Claims that do not meet the definition of “clean” claims are “other” claims.
“Other” claims require investigation or development external to the carrier or
FI’s Medicare operation on a prepayment basis. “Other” claims are those that
are not approved by CWF for payment that the FI identifies as requiring outside
development. Examples are claims on which the provider’s FI/carrier:
• Requests additional information from the provider or another external source.
This includes routine data omitted from the bill, medical information, or
information to resolve discrepancies;
• Requests information or assistance from another contractor. This includes
requests for charge data from the carrier, or any other request for information
from the carrier;
• Develops Medicare Secondary Payer (MSP) information;
• Requests information necessary for a coverage determination;
• Performs sequential processing when an earlier claim is in development; and
Data Element Requirements Matrix
The matrix (See Exhibit 1) specifies data elements, which are required, not
required, and conditional for FI claims.
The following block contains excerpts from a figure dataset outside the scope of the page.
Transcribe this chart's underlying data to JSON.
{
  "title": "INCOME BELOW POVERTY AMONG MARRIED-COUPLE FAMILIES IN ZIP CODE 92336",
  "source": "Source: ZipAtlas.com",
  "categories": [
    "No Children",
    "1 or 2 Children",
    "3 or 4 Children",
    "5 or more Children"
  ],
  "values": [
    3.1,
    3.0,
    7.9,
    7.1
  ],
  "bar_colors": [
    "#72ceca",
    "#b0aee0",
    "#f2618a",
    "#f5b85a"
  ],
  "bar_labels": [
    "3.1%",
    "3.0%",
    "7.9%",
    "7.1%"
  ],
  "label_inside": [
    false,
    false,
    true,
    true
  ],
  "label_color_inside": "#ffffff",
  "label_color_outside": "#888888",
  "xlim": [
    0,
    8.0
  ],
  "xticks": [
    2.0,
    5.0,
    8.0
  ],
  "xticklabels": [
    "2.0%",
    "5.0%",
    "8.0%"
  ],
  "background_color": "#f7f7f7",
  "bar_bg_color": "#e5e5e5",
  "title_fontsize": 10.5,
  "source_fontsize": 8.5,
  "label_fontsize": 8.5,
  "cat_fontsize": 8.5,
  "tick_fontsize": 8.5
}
The matrix does not specify item or
field/record content and size. Refer the electronic billing instructions (UB-04
and ANSI 837) on the CMS Web site to build these additional edits. If a claim
fails any one of these “content” or “size” edits, the FI returns the
unprocessable claim to the supplier or provider of service.
The FIs must provide a copy of the matrix listing the data element
requirements, and attach a brief explanation to providers of service and
suppliers. The matrix is not a comprehensive description of requirement that
need to be met in order to submit a compliant transaction.